Les deux Diables ont remporté la Cup et la Coupe de France, une première

BRUXELLES Le samedi 14 mai restera une date à marquer d’une pierre blanche dans l’histoire du football belge qui a vu deux de ses représentants s’illustrer.

Vincent Kompany s’est offert la FA Cup , Eden Hazard la Coupe de France.

Du scénario de la finale à la suite des évènements en passant par l’analyse de la performance des deux Diables et leurs réactions respectives, retour sur cette folle journée.

1Yaya et le Touré joué . À l’instar de son compatriote Drogba (décisif en 2007, 2009 et 2010), le géant ivoirien de City aura largement contribué au succès des siens. Déjà auteur du seul but en demi-finale, le n°42 a encore été gagnant, catapultant au fond un ballon que Sorensen avait brillamment écarté à plus d’une reprise avant la pause. À vrai dire, Stoke n’eut que rarement voix au chapitre dans une finale où les Potters apparurent à court de jus. Et quand les jambes ne suivent pas, impossible de rivaliser avec des Citizens pas vraiment géniaux mais assez talentueux pour avoir le dernier mot. Obraniak, et la lumière fut Dans une finale cadenassée et très intense, la lumière est venue d’un maître coup-franc de Ludovic Obraniak. Venu suppléer Moussa Sow à la 79e, le gaucher a trompé un Coupet qui s’est troué avant de sortir dans la foulée le penalty de Debuchy qu’il avait lui-même concédé (90e). Le portier parisien a perdu son duel à distance avec Mickaël Landreau. Impérial face à Nene (18, 57), Hoarau (56) et Chantôme (77), le Lillois a été l’homme clef de cette finale.

2Kompany taille patron . Vincent Kompany est revenu à Wembley, animé des mêmes bonnes intentions que face à United à la grosse différence que le danger ici n’avait qu’un seul nom : Jones. En faisant rempart de son corps à la 21e pour empêcher le remuant Kenwyne de faire mouche, notre Diable a impressionné nos confrères anglais qui mentionnaient quasiment tous cette intervention marquée du sceau de la promptitude. Pour le reste, Vince fit ses choux gras des longues rentrées en touche de Delap. À mentionner aussi un tir cadré à la 30e que Sorensen para du bout des gants. Hazard bien entouré Il faut croire que le DVD de la victoire lilloise à Saint-Étienne a tourné en boucle côté PSG. Les Parisiens se sont évertués à priver Eden Hazard de munitions. Après avoir beaucoup permuté avec Gervinho, le Diable a été recentré à l’heure de jeu lorsque le Losc a joué avec deux pointes. Un coaching payant qui lui a permis de plus peser sur la fin de match en lançant notamment Gervinho stoppé illicitement dans la surface par Coupet.

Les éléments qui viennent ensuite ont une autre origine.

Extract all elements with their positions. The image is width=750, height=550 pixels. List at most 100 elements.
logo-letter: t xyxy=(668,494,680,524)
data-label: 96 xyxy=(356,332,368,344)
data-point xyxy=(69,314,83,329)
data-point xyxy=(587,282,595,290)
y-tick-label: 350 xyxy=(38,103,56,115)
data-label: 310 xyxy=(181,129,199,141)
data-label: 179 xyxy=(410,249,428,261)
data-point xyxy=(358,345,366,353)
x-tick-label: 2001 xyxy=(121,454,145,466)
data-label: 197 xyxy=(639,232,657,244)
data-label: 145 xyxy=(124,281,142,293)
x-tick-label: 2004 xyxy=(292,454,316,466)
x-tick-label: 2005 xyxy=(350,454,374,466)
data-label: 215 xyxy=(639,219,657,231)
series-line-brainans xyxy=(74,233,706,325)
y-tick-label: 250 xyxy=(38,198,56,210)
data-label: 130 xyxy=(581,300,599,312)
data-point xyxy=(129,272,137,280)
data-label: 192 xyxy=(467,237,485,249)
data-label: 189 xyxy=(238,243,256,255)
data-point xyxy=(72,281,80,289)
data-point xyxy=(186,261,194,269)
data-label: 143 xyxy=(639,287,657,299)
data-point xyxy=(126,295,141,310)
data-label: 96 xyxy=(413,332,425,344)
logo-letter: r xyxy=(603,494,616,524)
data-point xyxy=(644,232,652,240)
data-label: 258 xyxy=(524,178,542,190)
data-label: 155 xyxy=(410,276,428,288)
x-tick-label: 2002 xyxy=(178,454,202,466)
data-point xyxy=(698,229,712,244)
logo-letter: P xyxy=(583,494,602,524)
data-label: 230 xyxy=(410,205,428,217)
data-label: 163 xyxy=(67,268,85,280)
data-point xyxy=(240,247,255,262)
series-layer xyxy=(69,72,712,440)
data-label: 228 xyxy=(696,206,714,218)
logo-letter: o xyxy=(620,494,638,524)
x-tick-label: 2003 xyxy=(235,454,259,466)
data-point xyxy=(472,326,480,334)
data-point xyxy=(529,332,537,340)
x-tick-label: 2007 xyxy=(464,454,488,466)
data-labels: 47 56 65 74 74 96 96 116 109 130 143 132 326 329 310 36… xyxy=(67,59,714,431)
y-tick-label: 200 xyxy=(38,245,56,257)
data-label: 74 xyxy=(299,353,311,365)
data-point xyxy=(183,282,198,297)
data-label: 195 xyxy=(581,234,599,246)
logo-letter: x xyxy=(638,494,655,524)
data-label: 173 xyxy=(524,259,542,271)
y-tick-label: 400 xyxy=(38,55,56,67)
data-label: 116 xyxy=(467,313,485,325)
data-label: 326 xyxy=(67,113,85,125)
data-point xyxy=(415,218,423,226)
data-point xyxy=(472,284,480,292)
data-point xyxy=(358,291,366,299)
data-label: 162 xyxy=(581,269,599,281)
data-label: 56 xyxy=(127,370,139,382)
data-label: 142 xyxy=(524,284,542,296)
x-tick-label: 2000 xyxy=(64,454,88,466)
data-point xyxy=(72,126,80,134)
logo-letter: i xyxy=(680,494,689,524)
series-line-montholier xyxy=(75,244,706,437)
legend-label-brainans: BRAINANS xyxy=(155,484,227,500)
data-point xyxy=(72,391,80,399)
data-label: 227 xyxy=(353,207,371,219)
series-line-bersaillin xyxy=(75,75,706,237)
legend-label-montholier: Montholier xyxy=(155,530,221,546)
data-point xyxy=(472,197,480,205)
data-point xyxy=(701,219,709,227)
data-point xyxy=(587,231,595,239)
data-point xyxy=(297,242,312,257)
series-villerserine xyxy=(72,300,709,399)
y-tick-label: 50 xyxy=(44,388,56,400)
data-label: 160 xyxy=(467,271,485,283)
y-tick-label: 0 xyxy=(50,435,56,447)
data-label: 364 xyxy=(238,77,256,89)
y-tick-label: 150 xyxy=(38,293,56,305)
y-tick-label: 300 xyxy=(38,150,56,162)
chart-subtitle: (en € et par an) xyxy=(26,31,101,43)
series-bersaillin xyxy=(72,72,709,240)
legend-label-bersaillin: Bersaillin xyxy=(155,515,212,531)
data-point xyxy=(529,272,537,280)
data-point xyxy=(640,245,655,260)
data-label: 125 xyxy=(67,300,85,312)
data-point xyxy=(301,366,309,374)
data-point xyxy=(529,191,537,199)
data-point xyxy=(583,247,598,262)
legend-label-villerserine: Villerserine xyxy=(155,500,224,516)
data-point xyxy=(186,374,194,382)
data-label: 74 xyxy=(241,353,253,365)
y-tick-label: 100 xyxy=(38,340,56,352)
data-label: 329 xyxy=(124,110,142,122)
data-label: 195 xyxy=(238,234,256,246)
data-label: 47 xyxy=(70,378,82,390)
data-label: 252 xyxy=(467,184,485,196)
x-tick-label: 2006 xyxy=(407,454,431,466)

3 Et ce n’est qu’un début Bien qu’encombrante, la Cup n’a pas quitté Kompany lors de l’interview multilingue qu’il dispensa à l’issue du match. “Cette victoire, c’est l’aboutissement d’une saison à marquer dans les annales du club mais elle constitue aussi le point de départ de nouvelles aventures. J’ai éprouvé une sensation indicible en allant chercher une médaille que mon voisin de vestiaire, Patrick Vieira, a désormais en cinq exemplaires. Faire aussi bien que lui dans ce domaine apparaît difficile mais je veux maintenant contribuer à l’obtention d’autres trophées. Nous avons d’autres ambitions que de remporter la Cup…” La joie du combattant Au micro de France 2, Hazard est apparu le visage marqué par le rude combat qu’il a disputé jusqu’à son remplacement par Dumont (90e+2). “C’était un match très compliqué, il n’y avait pas beaucoup d’espace. On s’est battu comme des chiens. On n’a rien lâché”.

4 City voit double… Après 35 ans de disette en matière de distinctions, Manchester City est doublement comblé à l’issue de cet exercice. Outre la Cup , les appointés du Cheik Mansour ont décroché un ticket pour la future Ligue des Champions, un visa qu’ils sont de taille à renouveler dans un futur proche. À la condition de garder l’ossature en place, à l’exception sans doute de Tevez qui ne désire plus respirer l’air des Eastlands. … Lille espère en faire autant Alors que ses équipiers étaient en plein tour d’honneur, Hazard ne s’en est pas caché : ce premier trophée en 56 ans peut servir de marchepied vers un doublé qui serait inédit dans l’histoire du club. “Ce succès nous permet d’emmagasiner beaucoup d’énergie positive, et ça devrait nous servir pour le championnat.” La suite justement s’annonce relevée avec la réception de Sochaux, l’équipe en forme de L1 dès mercredi avant de retrouver le Paris Saint- Germain samedi au Parc des Princes pour ce qui pourrait être une fois encore un match synonyme de sacre.